With crops in the ground, Kinze Manufacturing’s Iowa facility has shifted from building planters to grain carts. But the stamped steel flowing through production lines now costs much more than it did two years ago.
Farm equipment prices, both new and used, keep climbing despite plummeting demand — a paradox squeezing farmers already reluctant to spend amid a pressured farm economy.
The main culprit? Tariffs that have cost manufacturers billions and fundamentally reshaped the agricultural machinery market.
In its latest report for May, the Association of Equipment Manufacturers documented a 56% decline in U.S. combine sales, while tractor sales dropped 21%.
Used inventory is shrinking across categories — down 28% for utility tractors, more than 16% year over year for high-horsepower tractors, 10% for combines, 19% for sprayers and about 26% for planters, according to Sandhills Global’s market report for May.
“If you look at a number of these [machinery] companies, there’s no question that they’re hurting over the last few years with sales and everything because farmers are reluctant to spend,” said Joseph W. Glauber, former chief economist at USDA.

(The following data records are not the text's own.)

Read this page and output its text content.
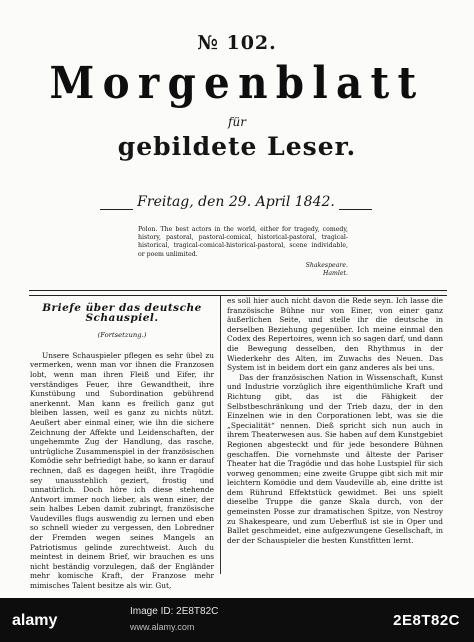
№ 102.
Morgenblatt
für
gebildete Leser.
Freitag, den 29. April 1842.
Polon. The best actors in the world, either for tragedy, comedy, history, pastoral, pastoral-comical, historical-pastoral, tragical-historical, tragical-comical-historical-pastoral, scene individable, or poem unlimited.
Shakespeare.
Hamlet.
Briefe über das deutsche Schauspiel.
(Fortsetzung.)

Unsere Schauspieler pflegen es sehr übel zu vermerken, wenn man vor ihnen die Franzosen lobt, wenn man ihren Fleiß und Eifer, ihr verständiges Feuer, ihre Gewandtheit, ihre Kunstübung und Subordination gebührend anerkennt. Man kann es freilich ganz gut bleiben lassen, weil es ganz zu nichts nützt. Aeußert aber einmal einer, wie ihn die sichere Zeichnung der Affekte und Leidenschaften, der ungehemmte Zug der Handlung, das rasche, untrügliche Zusammenspiel in der französischen Komödie sehr befriedigt habe, so kann er darauf rechnen, daß es dagegen heißt, ihre Tragödie sey unausstehlich geziert, frostig und unnatürlich. Doch höre ich diese stehende Antwort immer noch lieber, als wenn einer, der sein halbes Leben damit zubringt, französische Vaudevilles flugs auswendig zu lernen und eben so schnell wieder zu vergessen, den Lobredner der Fremden wegen seines Mangels an Patriotismus gelinde zurechtweist. Auch du meintest in deinem Brief, wir brauchen es uns nicht beständig vorzulegen, daß der Engländer mehr komische Kraft, der Franzose mehr mimisches Talent besitze als wir. Gut,

es soll hier auch nicht davon die Rede seyn. Ich lasse die französische Bühne nur von Einer, von einer ganz äußerlichen Seite, und stelle ihr die deutsche in derselben Beziehung gegenüber. Ich meine einmal den Codex des Repertoires, wenn ich so sagen darf, und dann die Bewegung desselben, den Rhythmus in der Wiederkehr des Alten, im Zuwachs des Neuen. Das System ist in beidem dort ein ganz anderes als bei uns.

Das der französischen Nation in Wissenschaft, Kunst und Industrie vorzüglich ihre eigenthümliche Kraft und Richtung gibt, das ist die Fähigkeit der Selbstbeschränkung und der Trieb dazu, der in den Einzelnen wie in den Corporationen lebt, was sie die „Specialität“ nennen. Dieß spricht sich nun auch in ihrem Theaterwesen aus. Sie haben auf dem Kunstgebiet Regionen abgesteckt und für jede besondere Bühnen geschaffen. Die vornehmste und älteste der Pariser Theater hat die Tragödie und das hohe Lustspiel für sich vorweg genommen; eine zweite Gruppe gibt sich mit mir leichtern Komödie und dem Vaudeville ab, eine dritte ist dem Rührund Effektstück gewidmet. Bei uns spielt dieselbe Truppe die ganze Skala durch, von der gemeinsten Posse zur dramatischen Spitze, von Nestroy zu Shakespeare, und zum Ueberfluß ist sie in Oper und Ballet geschmeidet, eine aufgezwungene Gesellschaft, in der der Schauspieler die besten Kunstfitten lernt.

alamy
Image ID: 2E8T82C
www.alamy.com	2E8T82C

It’s been one year since President Donald Trump’s Liberation Day, when he announced a baseline 10% import tax on all countries while doubling Section 232 steel tariffs from 25% to 50%. Manufacturers have absorbed some of those added costs, while passing others on to farmers.
In its latest earnings call, CNH Industrial reported that ag machinery-related tariffs have cost the company $120 million. Caterpillar, meanwhile, anticipates spending more than $2 billion on tariffs this year.
Easing equipment burden
With farmers facing increasing input costs amid an unpredictable commodity market, further aggravated by trade disputes, rising equipment prices seem untenable. In response, the Trump administration recently reduced its 25% tariff on imported farm equipment to 15%. Manufacturers that source 85% of steel domestically qualify for a 10% rate.
But that’s a difficult mark to hit. Today’s farm equipment is constructed via a globalized capitalistic system. No one country does everything, which makes it difficult for companies to source so much domestically. Components are built and shipped from everywhere, crossing many borders before final assembly.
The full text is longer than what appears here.